From then on, the two travel across Europe as Dirk’s obsession with power leads them to crime and murder.

But there’s something he hides from even Theirry, – something that drives his desire for cruel revenge, especially when Theirry falls in love. You may guess the final twist but, even so, it’s a thrilling trip.

AFTER MIDNIGHT by Daphne du Maurier (Virago £25, 624pp)

THIS superb collection of du Maurier’s darkest short stories, with an incisive new introduction by Stephen King, is menacing, moody and mendacious on every page.

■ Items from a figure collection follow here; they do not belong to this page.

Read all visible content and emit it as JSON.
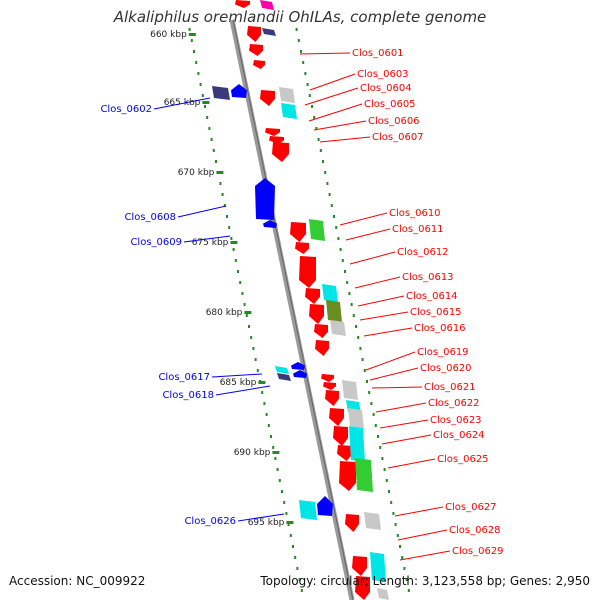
{
  "title": "Alkaliphilus oremlandii OhILAs, complete genome",
  "accession": "Accession: NC_009922",
  "summary": "Topology: circular; Length: 3,123,558 bp; Genes: 2,950",
  "colors": {
    "forward": "#ff0000",
    "reverse": "#0000ff",
    "reverse_dark": "#3a3a7a",
    "cyan": "#00e5e5",
    "green": "#33cc33",
    "olive": "#6b8e23",
    "gray": "#c8c8c8",
    "magenta": "#ff00aa",
    "backbone": "#999999",
    "ticks": "#228b22"
  },
  "ruler": [
    "660 kbp",
    "665 kbp",
    "670 kbp",
    "675 kbp",
    "680 kbp",
    "685 kbp",
    "690 kbp",
    "695 kbp"
  ],
  "reverse_labels": [
    "Clos_0602",
    "Clos_0608",
    "Clos_0609",
    "Clos_0617",
    "Clos_0618",
    "Clos_0626"
  ],
  "forward_labels": [
    "Clos_0601",
    "Clos_0603",
    "Clos_0604",
    "Clos_0605",
    "Clos_0606",
    "Clos_0607",
    "Clos_0610",
    "Clos_0611",
    "Clos_0612",
    "Clos_0613",
    "Clos_0614",
    "Clos_0615",
    "Clos_0616",
    "Clos_0619",
    "Clos_0620",
    "Clos_0621",
    "Clos_0622",
    "Clos_0623",
    "Clos_0624",
    "Clos_0625",
    "Clos_0627",
    "Clos_0628",
    "Clos_0629"
  ]
}
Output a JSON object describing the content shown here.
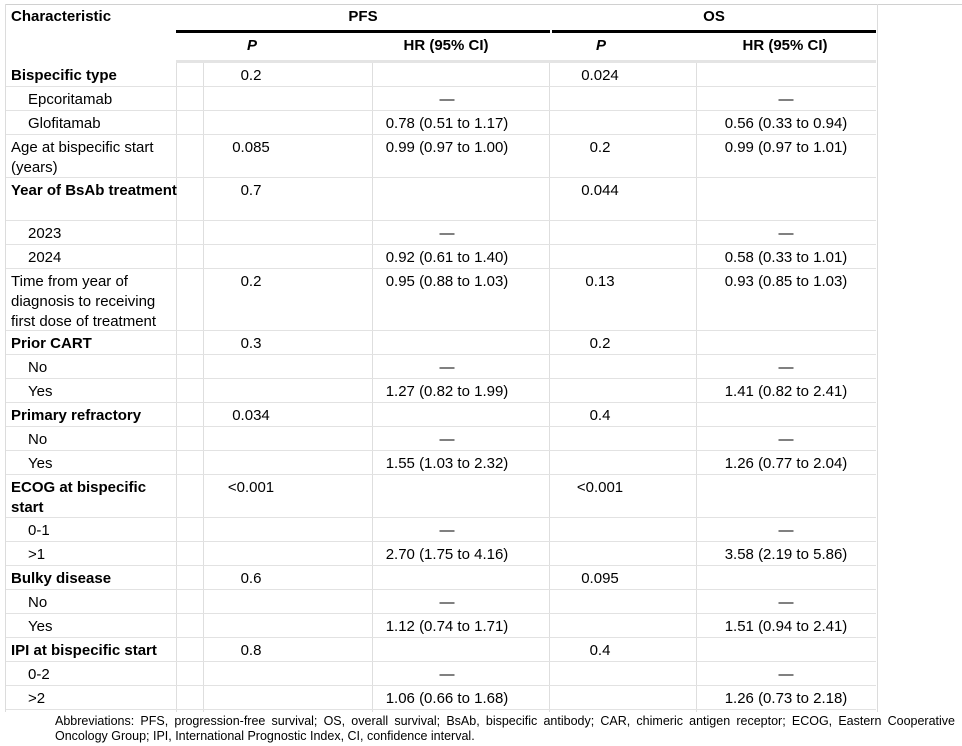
{
  "header": {
    "characteristic": "Characteristic",
    "pfs": "PFS",
    "os": "OS",
    "p": "P",
    "hr": "HR (95% CI)"
  },
  "rows": [
    {
      "label": "Bispecific type",
      "bold": true,
      "indent": false,
      "pfs_p": "0.2",
      "pfs_hr": "",
      "os_p": "0.024",
      "os_hr": ""
    },
    {
      "label": "Epcoritamab",
      "bold": false,
      "indent": true,
      "pfs_p": "",
      "pfs_hr": "—",
      "os_p": "",
      "os_hr": "—"
    },
    {
      "label": "Glofitamab",
      "bold": false,
      "indent": true,
      "pfs_p": "",
      "pfs_hr": "0.78 (0.51 to 1.17)",
      "os_p": "",
      "os_hr": "0.56 (0.33 to 0.94)"
    },
    {
      "label": "Age at bispecific start (years)",
      "bold": false,
      "indent": false,
      "pfs_p": "0.085",
      "pfs_hr": "0.99 (0.97 to 1.00)",
      "os_p": "0.2",
      "os_hr": "0.99 (0.97 to 1.01)"
    },
    {
      "label": "Year of BsAb treatment",
      "bold": true,
      "indent": false,
      "pfs_p": "0.7",
      "pfs_hr": "",
      "os_p": "0.044",
      "os_hr": ""
    },
    {
      "label": "2023",
      "bold": false,
      "indent": true,
      "pfs_p": "",
      "pfs_hr": "—",
      "os_p": "",
      "os_hr": "—"
    },
    {
      "label": "2024",
      "bold": false,
      "indent": true,
      "pfs_p": "",
      "pfs_hr": "0.92 (0.61 to 1.40)",
      "os_p": "",
      "os_hr": "0.58 (0.33 to 1.01)"
    },
    {
      "label": "Time from year of diagnosis to receiving first dose of treatment",
      "bold": false,
      "indent": false,
      "pfs_p": "0.2",
      "pfs_hr": "0.95 (0.88 to 1.03)",
      "os_p": "0.13",
      "os_hr": "0.93 (0.85 to 1.03)"
    },
    {
      "label": "Prior CART",
      "bold": true,
      "indent": false,
      "pfs_p": "0.3",
      "pfs_hr": "",
      "os_p": "0.2",
      "os_hr": ""
    },
    {
      "label": "No",
      "bold": false,
      "indent": true,
      "pfs_p": "",
      "pfs_hr": "—",
      "os_p": "",
      "os_hr": "—"
    },
    {
      "label": "Yes",
      "bold": false,
      "indent": true,
      "pfs_p": "",
      "pfs_hr": "1.27 (0.82 to 1.99)",
      "os_p": "",
      "os_hr": "1.41 (0.82 to 2.41)"
    },
    {
      "label": "Primary refractory",
      "bold": true,
      "indent": false,
      "pfs_p": "0.034",
      "pfs_hr": "",
      "os_p": "0.4",
      "os_hr": ""
    },
    {
      "label": "No",
      "bold": false,
      "indent": true,
      "pfs_p": "",
      "pfs_hr": "—",
      "os_p": "",
      "os_hr": "—"
    },
    {
      "label": "Yes",
      "bold": false,
      "indent": true,
      "pfs_p": "",
      "pfs_hr": "1.55 (1.03 to 2.32)",
      "os_p": "",
      "os_hr": "1.26 (0.77 to 2.04)"
    },
    {
      "label": "ECOG at bispecific start",
      "bold": true,
      "indent": false,
      "pfs_p": "<0.001",
      "pfs_hr": "",
      "os_p": "<0.001",
      "os_hr": ""
    },
    {
      "label": "0-1",
      "bold": false,
      "indent": true,
      "pfs_p": "",
      "pfs_hr": "—",
      "os_p": "",
      "os_hr": "—"
    },
    {
      "label": ">1",
      "bold": false,
      "indent": true,
      "pfs_p": "",
      "pfs_hr": "2.70 (1.75 to 4.16)",
      "os_p": "",
      "os_hr": "3.58 (2.19 to 5.86)"
    },
    {
      "label": "Bulky disease",
      "bold": true,
      "indent": false,
      "pfs_p": "0.6",
      "pfs_hr": "",
      "os_p": "0.095",
      "os_hr": ""
    },
    {
      "label": "No",
      "bold": false,
      "indent": true,
      "pfs_p": "",
      "pfs_hr": "—",
      "os_p": "",
      "os_hr": "—"
    },
    {
      "label": "Yes",
      "bold": false,
      "indent": true,
      "pfs_p": "",
      "pfs_hr": "1.12 (0.74 to 1.71)",
      "os_p": "",
      "os_hr": "1.51 (0.94 to 2.41)"
    },
    {
      "label": "IPI at bispecific start",
      "bold": true,
      "indent": false,
      "pfs_p": "0.8",
      "pfs_hr": "",
      "os_p": "0.4",
      "os_hr": ""
    },
    {
      "label": "0-2",
      "bold": false,
      "indent": true,
      "pfs_p": "",
      "pfs_hr": "—",
      "os_p": "",
      "os_hr": "—"
    },
    {
      "label": ">2",
      "bold": false,
      "indent": true,
      "pfs_p": "",
      "pfs_hr": "1.06 (0.66 to 1.68)",
      "os_p": "",
      "os_hr": "1.26 (0.73 to 2.18)"
    }
  ],
  "footnote": "Abbreviations: PFS, progression-free survival; OS, overall survival; BsAb, bispecific antibody; CAR, chimeric antigen receptor; ECOG, Eastern Cooperative Oncology Group; IPI, International Prognostic Index, CI, confidence interval."
}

Film favourites such as The Birds or Don’t Look Now are much more terrifying when pared back to the original words, while the brutal breakdown of a man who can no longer face a suffocating domestic life and decides to commit murder chills with its twisted ending (The Alibi).

The reproach of a spurned, neglected dead wife haunts a widower in the shape of a sickly apple tree, its branches spread ‘in martyred resignation’ as her spirit exacts revenge (The Apple Tree).

Roll on autumn evenings to curl up with this.

OTHER PEOPLE by Celia Dale (Daunt Books £10.99, 336pp) 

TEENAGE June has lived happily with her devoted mother in a small seaside town ever since June’s father, Ray, went to Australia 12 years earlier.

Now, unexpectedly, he has returned and they move house and town but June, jealous of his claim on her mother, is surly and suspicious of him.

When she meets the neighbour’s visiting middle-aged son, ex-RAF officer Tony, who lives in London and boasts of a glamorous life, she uncovers Ray’s past and runs away to find Tony in the city – with devastating results.

This murky, coming-of-age tragicomedy pulls back the net curtains of 1960s suburban secrets and lies with Dale’s pitch-perfect psychological accuracy.